We the Animals Trailer
Stunning and visceral, the We the Animals trailer tells the story of Jonah (Evan Rosado) and his two brothers Manny and Joel. But his idyllic childhood of wrestling with his brothers and living wildly in upstate New York while his sensitive mother (Sheila Vand) spoils him, is interrupted when his irresponsible father (Raúl Castillo) puts them in danger. Their parents regularly abandon them on a whim, leaving the boys to fend for themselves and grow into embittered teens. But Jonah holds tight to the idealism of his childhood, often vanishing into an imagined world of his own.
Based off the best-selling 2011 novel by Justin Torres, We the Animals made a splash at Sundance when it premiered at the film festival earlier this year.
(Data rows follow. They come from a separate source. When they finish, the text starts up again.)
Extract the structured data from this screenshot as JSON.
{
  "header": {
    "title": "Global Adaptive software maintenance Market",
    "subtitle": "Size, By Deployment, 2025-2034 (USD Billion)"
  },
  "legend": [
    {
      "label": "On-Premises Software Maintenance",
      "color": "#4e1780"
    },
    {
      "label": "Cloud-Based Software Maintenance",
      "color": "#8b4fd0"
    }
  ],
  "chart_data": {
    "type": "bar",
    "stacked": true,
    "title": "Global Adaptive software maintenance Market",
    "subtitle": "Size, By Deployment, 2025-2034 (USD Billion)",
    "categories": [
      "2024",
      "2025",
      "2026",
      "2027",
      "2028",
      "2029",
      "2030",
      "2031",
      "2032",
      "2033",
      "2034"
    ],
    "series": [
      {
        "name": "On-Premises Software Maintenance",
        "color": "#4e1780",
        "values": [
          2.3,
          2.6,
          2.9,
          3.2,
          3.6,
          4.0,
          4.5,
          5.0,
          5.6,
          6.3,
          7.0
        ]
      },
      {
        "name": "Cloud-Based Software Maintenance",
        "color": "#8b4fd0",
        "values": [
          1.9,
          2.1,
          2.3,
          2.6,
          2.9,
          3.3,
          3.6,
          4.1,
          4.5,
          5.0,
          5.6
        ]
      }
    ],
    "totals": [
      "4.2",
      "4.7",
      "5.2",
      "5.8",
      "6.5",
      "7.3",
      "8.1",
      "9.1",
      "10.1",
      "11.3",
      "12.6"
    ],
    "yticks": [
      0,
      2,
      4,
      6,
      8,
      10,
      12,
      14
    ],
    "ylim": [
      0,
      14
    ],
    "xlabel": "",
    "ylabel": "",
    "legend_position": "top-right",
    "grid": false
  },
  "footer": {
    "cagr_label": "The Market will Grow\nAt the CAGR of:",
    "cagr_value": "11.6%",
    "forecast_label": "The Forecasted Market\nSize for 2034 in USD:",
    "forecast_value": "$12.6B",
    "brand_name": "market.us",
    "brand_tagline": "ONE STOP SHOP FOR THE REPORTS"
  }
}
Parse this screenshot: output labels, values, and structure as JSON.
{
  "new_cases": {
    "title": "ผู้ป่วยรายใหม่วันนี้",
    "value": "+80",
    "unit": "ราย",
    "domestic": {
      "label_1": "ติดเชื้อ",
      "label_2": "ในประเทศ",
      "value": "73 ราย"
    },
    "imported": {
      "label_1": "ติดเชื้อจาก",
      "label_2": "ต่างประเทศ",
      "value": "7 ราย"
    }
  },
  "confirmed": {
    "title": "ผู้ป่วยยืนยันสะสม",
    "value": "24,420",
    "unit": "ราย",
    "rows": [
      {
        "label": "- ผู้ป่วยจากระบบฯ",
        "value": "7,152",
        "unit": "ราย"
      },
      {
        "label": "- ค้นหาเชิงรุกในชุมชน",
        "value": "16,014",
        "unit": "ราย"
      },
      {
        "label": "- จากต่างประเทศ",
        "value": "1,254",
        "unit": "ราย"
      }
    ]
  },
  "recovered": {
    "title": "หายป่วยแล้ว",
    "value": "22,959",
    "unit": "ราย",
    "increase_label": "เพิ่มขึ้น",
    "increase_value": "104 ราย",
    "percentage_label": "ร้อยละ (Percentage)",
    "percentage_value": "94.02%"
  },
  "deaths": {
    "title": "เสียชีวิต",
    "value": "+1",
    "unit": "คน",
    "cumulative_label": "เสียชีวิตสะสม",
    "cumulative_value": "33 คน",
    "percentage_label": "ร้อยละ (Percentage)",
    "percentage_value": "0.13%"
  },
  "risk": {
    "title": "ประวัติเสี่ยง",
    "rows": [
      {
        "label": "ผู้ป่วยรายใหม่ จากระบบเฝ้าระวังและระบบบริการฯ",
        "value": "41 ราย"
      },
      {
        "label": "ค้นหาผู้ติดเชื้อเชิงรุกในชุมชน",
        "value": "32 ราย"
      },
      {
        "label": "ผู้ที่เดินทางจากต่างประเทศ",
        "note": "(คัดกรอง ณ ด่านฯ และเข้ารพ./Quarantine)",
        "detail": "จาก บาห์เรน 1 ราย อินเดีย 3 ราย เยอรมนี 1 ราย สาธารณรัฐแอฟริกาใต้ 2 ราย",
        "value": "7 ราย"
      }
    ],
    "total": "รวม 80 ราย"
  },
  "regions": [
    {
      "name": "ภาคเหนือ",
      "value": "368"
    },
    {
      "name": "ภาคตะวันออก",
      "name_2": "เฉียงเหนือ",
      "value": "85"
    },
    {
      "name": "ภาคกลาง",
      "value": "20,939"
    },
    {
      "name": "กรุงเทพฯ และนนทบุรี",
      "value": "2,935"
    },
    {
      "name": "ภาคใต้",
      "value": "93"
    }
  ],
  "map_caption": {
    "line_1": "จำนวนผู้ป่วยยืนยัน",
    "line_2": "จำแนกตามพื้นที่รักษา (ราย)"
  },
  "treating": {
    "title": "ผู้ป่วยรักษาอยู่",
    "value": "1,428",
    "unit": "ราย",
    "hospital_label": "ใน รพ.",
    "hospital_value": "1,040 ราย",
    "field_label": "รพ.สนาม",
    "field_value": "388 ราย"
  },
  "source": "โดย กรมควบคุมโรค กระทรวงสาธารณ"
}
The Seattle Times praised it as a "a haunting, singular coming-of-age story" while Indiewire proclaimed it to be "this year's Moonlight." The film won the NEXT Innovator Award and was quickly snatched up by Orchard for distribution later this summer.
The enchanting trailer seems to live up to the praise. It feels like a cross between the Japanese film Nobody Knows and Tree of Life — like Malick's meandering lyricism is given a tragic focus. And the performances from the young stars look like they're on par with the tour-de-force turns from Moonlight's young stars last year, which could put We the Animals in contention for this year's Oscar race.
Here is the official synopsis for We the Animals:
Manny, Joel, and Jonah tear their way through childhood. Their mother and father have a volatile relationship that makes and unmakes the family many times over, often leaving the boys fending for themselves. As their parents rip at one another, Manny and Joel harden and grow into versions of their father. With the triumvirate fractured, Jonah, who is the youngest, becomes increasingly aware of his desperate need to escape. Driven to the edge, Jonah embraces an imagined world all his own.